Jest człowiekiem o bardzo głębokiej formacji duchowej, a w swej działalności inspiruje się treścią Ewangelii, traktowanej z całą powagą jako poselstwo wyzwolenia i ocalenia. Jest przy tym człowiekiem skromnym, bezpośrednim, łatwo nawiązującym kontakt i z jednostką, i z liczną zbiorowością. Ma bardzo rozwinięte poczucie humoru, chętnie się śmieje i innych do tego pobudza, okazuje swoją radość w sposób niemal dziecięcy. Ma bardzo lotny umysł, błyskawicznie chwyta o co chodzi, obrady prowadzi bardzo sprężyście, nie gubi się w szczegółach, koncentruje się na istocie rzeczy, utrzymuje bardzo swobodną, rozluźnioną atmosferę, ale nie pozwala na samowolę czy nieodpowiedzialne wystąpienia.

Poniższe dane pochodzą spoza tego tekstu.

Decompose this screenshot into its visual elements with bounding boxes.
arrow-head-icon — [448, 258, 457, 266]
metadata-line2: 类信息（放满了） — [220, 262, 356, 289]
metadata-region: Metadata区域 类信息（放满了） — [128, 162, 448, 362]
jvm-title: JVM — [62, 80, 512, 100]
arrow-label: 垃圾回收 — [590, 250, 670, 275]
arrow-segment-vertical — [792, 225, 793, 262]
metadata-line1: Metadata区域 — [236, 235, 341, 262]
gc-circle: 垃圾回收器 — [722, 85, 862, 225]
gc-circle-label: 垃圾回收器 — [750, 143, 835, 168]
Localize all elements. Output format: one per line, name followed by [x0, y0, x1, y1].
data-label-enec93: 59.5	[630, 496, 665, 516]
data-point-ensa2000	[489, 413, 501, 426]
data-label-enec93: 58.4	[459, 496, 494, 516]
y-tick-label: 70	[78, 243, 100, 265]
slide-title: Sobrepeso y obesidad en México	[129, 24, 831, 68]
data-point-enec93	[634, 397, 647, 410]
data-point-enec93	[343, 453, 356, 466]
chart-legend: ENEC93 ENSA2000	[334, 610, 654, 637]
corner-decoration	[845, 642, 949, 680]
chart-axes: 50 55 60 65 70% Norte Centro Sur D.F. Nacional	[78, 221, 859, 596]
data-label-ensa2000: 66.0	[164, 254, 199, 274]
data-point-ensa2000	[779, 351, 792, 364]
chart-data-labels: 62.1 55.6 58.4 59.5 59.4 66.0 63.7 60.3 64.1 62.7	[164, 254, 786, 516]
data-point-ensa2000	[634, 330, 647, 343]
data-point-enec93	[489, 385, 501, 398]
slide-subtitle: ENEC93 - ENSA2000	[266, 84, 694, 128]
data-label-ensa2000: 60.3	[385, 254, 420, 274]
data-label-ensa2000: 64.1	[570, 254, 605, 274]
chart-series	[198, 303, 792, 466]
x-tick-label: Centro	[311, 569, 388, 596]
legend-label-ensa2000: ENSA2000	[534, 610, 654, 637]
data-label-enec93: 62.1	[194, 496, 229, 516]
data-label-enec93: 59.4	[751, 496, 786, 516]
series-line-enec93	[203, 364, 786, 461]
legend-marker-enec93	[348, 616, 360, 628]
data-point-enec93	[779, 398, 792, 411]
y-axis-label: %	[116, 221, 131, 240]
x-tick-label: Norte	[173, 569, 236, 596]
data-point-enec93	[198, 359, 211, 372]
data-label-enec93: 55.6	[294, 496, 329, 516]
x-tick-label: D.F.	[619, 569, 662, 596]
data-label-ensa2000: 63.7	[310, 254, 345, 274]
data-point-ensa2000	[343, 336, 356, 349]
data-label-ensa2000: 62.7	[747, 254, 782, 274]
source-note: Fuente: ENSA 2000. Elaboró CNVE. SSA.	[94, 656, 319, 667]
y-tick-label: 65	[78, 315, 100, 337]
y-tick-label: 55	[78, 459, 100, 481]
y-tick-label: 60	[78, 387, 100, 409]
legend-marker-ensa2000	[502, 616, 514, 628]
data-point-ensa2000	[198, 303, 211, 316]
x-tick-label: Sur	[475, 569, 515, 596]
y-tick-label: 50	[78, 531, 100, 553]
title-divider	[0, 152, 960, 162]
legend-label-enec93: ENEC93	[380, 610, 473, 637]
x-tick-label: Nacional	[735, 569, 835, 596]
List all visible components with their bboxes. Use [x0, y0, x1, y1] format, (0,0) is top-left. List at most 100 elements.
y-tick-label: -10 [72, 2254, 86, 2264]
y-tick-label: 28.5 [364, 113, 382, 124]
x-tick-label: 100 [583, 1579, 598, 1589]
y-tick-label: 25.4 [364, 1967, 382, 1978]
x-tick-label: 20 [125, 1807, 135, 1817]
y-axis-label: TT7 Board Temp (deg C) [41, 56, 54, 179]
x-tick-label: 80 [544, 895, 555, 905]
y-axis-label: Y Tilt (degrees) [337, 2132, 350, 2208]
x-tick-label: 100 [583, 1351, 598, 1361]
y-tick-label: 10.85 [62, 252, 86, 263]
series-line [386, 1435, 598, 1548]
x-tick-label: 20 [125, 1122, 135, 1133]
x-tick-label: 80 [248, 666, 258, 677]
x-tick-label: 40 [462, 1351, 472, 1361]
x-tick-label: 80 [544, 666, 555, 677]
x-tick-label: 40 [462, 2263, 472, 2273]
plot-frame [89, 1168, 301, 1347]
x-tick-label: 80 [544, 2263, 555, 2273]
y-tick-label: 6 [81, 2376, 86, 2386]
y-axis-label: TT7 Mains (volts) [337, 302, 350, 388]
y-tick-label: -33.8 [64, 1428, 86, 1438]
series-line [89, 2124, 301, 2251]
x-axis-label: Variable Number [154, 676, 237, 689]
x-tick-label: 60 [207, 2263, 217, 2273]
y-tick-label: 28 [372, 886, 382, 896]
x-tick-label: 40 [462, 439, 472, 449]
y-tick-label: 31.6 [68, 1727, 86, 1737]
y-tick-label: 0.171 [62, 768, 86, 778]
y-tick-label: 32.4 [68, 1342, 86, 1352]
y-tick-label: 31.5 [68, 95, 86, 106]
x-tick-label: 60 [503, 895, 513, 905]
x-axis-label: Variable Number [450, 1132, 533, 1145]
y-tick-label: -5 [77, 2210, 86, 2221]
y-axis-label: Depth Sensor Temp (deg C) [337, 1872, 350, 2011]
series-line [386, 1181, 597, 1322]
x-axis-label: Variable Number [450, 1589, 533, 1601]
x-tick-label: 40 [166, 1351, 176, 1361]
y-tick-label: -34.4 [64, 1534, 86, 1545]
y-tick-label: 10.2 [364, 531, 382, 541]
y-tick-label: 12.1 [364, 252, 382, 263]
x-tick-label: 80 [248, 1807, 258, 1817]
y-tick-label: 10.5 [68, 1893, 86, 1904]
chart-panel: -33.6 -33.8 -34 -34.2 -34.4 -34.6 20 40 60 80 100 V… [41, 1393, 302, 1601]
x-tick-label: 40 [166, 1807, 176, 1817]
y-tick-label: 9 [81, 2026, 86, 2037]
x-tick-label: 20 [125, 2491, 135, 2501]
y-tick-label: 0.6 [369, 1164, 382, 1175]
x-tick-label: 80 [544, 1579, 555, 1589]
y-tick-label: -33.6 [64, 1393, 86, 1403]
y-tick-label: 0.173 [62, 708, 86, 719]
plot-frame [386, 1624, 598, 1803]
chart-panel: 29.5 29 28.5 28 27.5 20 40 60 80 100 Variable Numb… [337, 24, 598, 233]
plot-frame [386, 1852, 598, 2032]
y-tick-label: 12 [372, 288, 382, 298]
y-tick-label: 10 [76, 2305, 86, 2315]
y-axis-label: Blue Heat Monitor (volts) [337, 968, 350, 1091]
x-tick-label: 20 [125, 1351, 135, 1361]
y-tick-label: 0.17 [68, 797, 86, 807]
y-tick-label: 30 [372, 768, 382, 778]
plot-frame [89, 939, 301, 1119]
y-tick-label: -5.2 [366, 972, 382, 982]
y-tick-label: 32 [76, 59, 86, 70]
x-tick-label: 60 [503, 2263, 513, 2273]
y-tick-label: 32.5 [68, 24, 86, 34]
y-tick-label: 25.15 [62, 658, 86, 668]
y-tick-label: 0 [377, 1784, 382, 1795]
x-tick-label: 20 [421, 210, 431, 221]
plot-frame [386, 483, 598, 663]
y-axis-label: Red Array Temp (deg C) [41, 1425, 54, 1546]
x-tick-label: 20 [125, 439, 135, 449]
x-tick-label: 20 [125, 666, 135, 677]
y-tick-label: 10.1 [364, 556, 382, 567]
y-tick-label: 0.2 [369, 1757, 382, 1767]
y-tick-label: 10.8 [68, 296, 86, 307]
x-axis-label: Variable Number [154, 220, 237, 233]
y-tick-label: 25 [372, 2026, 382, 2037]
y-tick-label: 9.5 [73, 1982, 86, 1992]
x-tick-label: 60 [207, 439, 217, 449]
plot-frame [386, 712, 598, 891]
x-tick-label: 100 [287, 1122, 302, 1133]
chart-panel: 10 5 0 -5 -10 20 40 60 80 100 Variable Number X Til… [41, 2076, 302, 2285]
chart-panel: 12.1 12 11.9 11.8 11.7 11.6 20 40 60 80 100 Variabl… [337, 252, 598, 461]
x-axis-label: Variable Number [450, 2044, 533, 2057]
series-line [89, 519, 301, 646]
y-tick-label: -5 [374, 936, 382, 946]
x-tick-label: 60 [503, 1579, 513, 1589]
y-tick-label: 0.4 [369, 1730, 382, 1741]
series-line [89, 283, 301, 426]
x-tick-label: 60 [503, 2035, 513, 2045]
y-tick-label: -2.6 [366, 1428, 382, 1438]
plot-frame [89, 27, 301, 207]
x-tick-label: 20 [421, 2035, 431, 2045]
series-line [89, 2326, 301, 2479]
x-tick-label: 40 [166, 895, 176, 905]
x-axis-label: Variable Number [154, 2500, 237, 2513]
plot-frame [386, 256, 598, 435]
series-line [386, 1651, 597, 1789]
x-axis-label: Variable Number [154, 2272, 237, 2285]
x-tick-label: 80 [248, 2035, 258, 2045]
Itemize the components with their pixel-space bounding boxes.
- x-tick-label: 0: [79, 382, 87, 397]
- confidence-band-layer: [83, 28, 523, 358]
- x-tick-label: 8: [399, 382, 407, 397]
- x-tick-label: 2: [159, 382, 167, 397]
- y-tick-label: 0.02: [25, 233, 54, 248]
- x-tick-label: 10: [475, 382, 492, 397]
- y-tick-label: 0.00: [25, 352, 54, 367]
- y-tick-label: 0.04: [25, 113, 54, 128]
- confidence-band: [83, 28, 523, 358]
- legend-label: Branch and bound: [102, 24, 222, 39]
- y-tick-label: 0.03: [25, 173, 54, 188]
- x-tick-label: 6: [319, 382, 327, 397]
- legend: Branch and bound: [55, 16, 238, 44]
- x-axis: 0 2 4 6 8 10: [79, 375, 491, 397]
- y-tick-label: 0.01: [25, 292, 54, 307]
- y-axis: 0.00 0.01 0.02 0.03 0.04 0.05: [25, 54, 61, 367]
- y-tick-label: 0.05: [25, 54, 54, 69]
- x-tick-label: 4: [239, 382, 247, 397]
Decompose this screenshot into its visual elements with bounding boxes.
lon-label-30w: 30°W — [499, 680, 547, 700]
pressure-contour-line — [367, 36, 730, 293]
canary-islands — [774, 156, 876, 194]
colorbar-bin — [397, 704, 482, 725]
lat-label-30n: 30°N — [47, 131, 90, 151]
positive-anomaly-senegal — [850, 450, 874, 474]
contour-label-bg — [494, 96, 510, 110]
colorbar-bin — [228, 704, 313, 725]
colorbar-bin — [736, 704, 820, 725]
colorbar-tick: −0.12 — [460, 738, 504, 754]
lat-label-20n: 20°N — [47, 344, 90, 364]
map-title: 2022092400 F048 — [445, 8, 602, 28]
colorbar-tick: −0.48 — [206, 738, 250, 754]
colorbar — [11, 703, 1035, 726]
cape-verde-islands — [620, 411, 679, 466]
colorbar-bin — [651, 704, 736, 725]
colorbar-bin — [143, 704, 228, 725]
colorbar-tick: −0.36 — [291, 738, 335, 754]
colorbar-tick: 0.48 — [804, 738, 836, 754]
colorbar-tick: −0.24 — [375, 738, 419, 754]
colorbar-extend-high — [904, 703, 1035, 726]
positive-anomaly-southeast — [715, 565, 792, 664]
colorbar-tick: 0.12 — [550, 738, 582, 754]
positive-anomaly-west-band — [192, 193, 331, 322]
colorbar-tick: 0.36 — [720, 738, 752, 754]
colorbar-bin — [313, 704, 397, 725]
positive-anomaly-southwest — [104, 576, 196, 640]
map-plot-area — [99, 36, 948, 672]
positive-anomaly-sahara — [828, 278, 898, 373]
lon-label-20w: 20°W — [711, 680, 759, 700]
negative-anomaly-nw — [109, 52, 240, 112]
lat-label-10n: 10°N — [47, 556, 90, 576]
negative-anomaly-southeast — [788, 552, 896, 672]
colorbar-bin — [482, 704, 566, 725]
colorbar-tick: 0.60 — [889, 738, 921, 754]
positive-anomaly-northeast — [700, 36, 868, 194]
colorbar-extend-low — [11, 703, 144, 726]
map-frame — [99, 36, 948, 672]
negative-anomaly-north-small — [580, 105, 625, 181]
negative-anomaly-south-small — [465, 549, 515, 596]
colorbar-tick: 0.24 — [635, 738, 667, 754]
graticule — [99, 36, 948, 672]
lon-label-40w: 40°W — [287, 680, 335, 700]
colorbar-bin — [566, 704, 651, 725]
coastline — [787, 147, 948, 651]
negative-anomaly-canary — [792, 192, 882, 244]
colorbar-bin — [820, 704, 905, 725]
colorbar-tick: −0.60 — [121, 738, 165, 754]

Podczas końcowego nabożeństwa prezydent wprowadził w urząd nowego sekretarza generalnego Aliansu, ks. dr. Milana Opoczeńskiego, profesora Wydziału Teologicznego w Pradze, duchownego Czeskobraterskiego Kościoła Ewangelickiego. Jest on następcą ks. dr. Edmonda Perreta, duchownego reformowanego z Genewy. Odbyło się również wprowadzenie w urząd nowo wybranego 32-osobowego Komitetu Wykonawczego.

Na zakończenie warto dodać, że po raz pierwszy od zakończenia wojny na obrady Zgromadzenia Ogólnego przybył przedstawiciel ewangelików reformowanych na Litwie. Był nim ks. Juliusz Norwila. Kościół Ewangelicko-Reformowany w Polsce reprezentowany był przez prezesa Konsystorza, Włodzimierza Zuzgę, i ks. Bogdana Trandę.